The full Bayesian approach allows us to use complicated models even when we do not have much data. If you do not have much data, you should use a simple model, because a complex one will overfit. But only if you assume that fitting a model odpowiedzo choosing a single best setting of the parameters.
If you use the full posterior over parameter settings, overfitting disappears!
With little data, you get very vague predictions because many different parameters settings have significant posterior probability. The complicated model fits the data better. But it is not economical and it makes silly predictions.
But what if we start with a reasonable prior over all ospowiedzi polynomials and use the full zdaania distribution. Now we get vague and sensible predictions. There is no reason why the amount of data should influence our prior beliefs about the complexity of the model.
This is expensive, but it does not involve any gradient descent and there are no local optimum issues. After evaluating each grid point we use all of them to make predictions on test data This is also expensive, but it works much better than ML learning when the posterior is vague or multimodal this happens when data is scarce.

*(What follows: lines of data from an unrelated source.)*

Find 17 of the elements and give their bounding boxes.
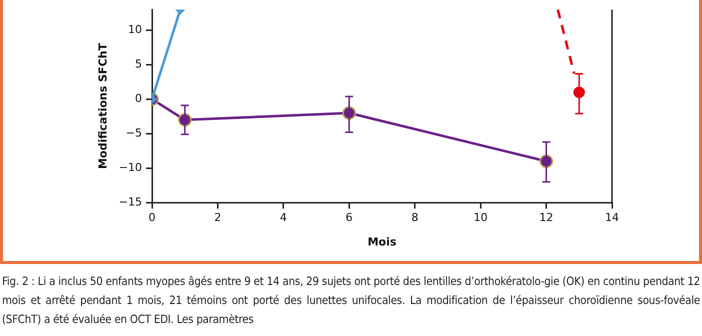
x-tick-label: 6 (346, 211, 353, 224)
x-tick-label: 14 (605, 211, 619, 224)
x-axis-title: Mois (368, 235, 397, 248)
x-tick-label: 4 (280, 211, 287, 224)
x-tick-label: 0 (148, 211, 156, 224)
x-tick-label: 10 (474, 211, 488, 224)
y-tick-label: −10 (118, 160, 142, 174)
y-tick-label: 0 (135, 92, 142, 106)
caption: Fig. 2 : Li a inclus 50 enfants myopes âgés entre 9 et 14 ans, 29 sujets ont porté des lentilles d’orthokératolo-gie (OK) en continu pendant 12 mois et arrêté pendant 1 mois, 21 témoins ont porté des lunettes unifocales. La modification de l’épaisseur choroïdienne sous-fovéale (SFChT) a été évaluée en OCT EDI. Les paramètres (2, 273, 700, 328)
x-tick-label: 12 (539, 211, 554, 224)
y-tick-label: 5 (135, 58, 142, 71)
y-tick-label: −5 (126, 126, 142, 140)
y-axis-title: Modifications SFChT (96, 42, 110, 170)
y-tick-label: 10 (128, 23, 142, 36)
x-tick-label: 8 (411, 211, 418, 224)
y-tick-label: −15 (118, 195, 142, 208)
x-tick-label: 2 (214, 211, 222, 224)
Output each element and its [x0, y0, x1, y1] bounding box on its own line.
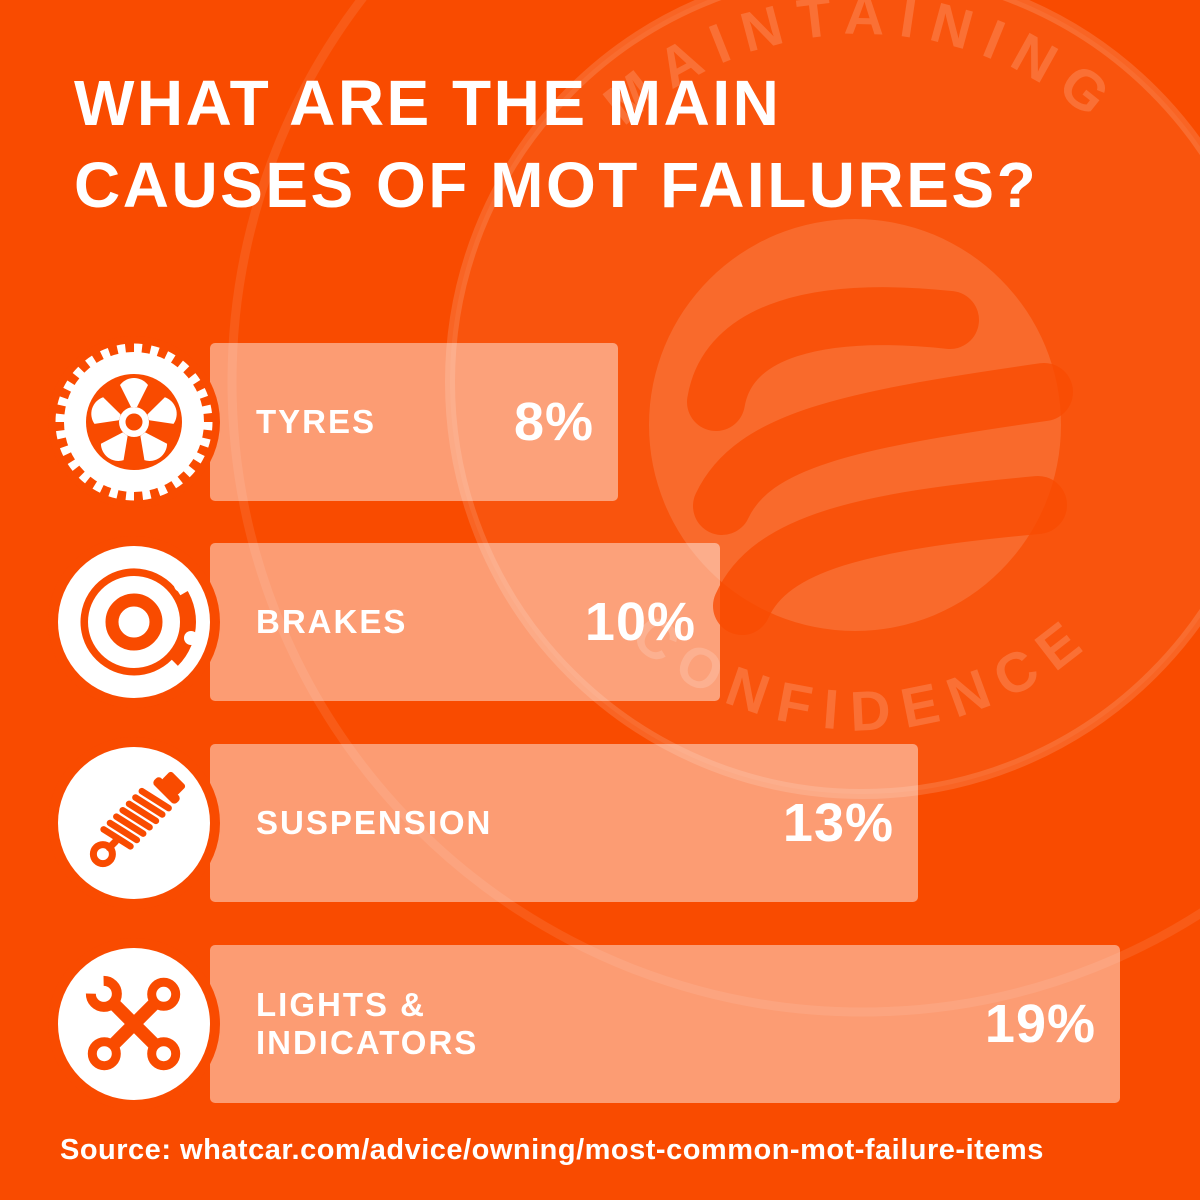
bar-brakes: BRAKES 10%: [210, 543, 720, 701]
bar-label-lights-indicators: LIGHTS & INDICATORS: [256, 986, 478, 1062]
bar-label-lights-line2: INDICATORS: [256, 1024, 479, 1061]
bar-label-brakes: BRAKES: [256, 603, 408, 640]
bar-value-tyres: 8%: [513, 392, 594, 452]
bar-label-tyres: TYRES: [256, 403, 377, 440]
bar-tyres: TYRES 8%: [210, 343, 618, 501]
bar-value-lights-indicators: 19%: [984, 994, 1096, 1054]
bar-suspension: SUSPENSION 13%: [210, 744, 918, 902]
bar-value-suspension: 13%: [782, 793, 894, 853]
crossed-spanners-icon: [48, 938, 220, 1110]
swirl-e-logo-icon: [687, 287, 1073, 635]
source-attribution: Source: whatcar.com/advice/owning/most-c…: [60, 1134, 1044, 1166]
bar-label-suspension: SUSPENSION: [256, 804, 493, 841]
brake-disc-icon: [48, 536, 220, 708]
page-title-line2: CAUSES OF MOT FAILURES?: [74, 149, 1039, 221]
page-title: WHAT ARE THE MAIN CAUSES OF MOT FAILURES…: [74, 62, 1038, 226]
page-title-line1: WHAT ARE THE MAIN: [74, 67, 782, 139]
bar-lights-indicators: LIGHTS & INDICATORS 19%: [210, 945, 1120, 1103]
bar-label-lights-line1: LIGHTS &: [256, 986, 426, 1023]
suspension-icon: [48, 737, 220, 909]
tyre-icon: [48, 336, 220, 508]
bar-value-brakes: 10%: [584, 592, 696, 652]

For each grid-point compute the probability of the observed outputs of all the training cases. This is the likelihood term and is explained on the next slide Multiply the prior for each grid-point p Wi by the likelihood term and renormalize to get the posterior probability for each grid-point p Wi,D. Make predictions p ytest input, D by using the posterior probabilities of all grid-points to average the predictions p ytest input, Wi made by the different grid-points.
It assigns the complementary probability to the answer 0. The number of grid odpowedzi is exponential in the number of parameters. So we cannot deal with more than a few parameters using a grid. If there is enough data to make most parameter vectors very unlikely, only need a tiny fraction of the grid points make a significant contribution to the predictions.
Maybe we can just evaluate this tiny fraction It might be good enough to just sample weight vectors according to their posterior probabilities.
Sample weight vectors with this probability. Suppose we add some Gaussian noise to the weight vector after each update. So the weight vector never settles down.
Uczenie w sieciach Bayesa
It keeps wandering around, but it tends to prefer low cost regions of the weight space. If we use just the right amount of noise, and if we let the weight vector zadanix around for long enough before we take a sample, we will get a sample from the true posterior over weight vectors.
Copyright for librarians – a presentation of new education offer for librarians Agenda: The idea of the project Course content How to use an e-learning. Pobierz ppt “Uczenie w sieciach Bayesa”. How to eat to live healthy? To make this website work, we log user data and share it with processors.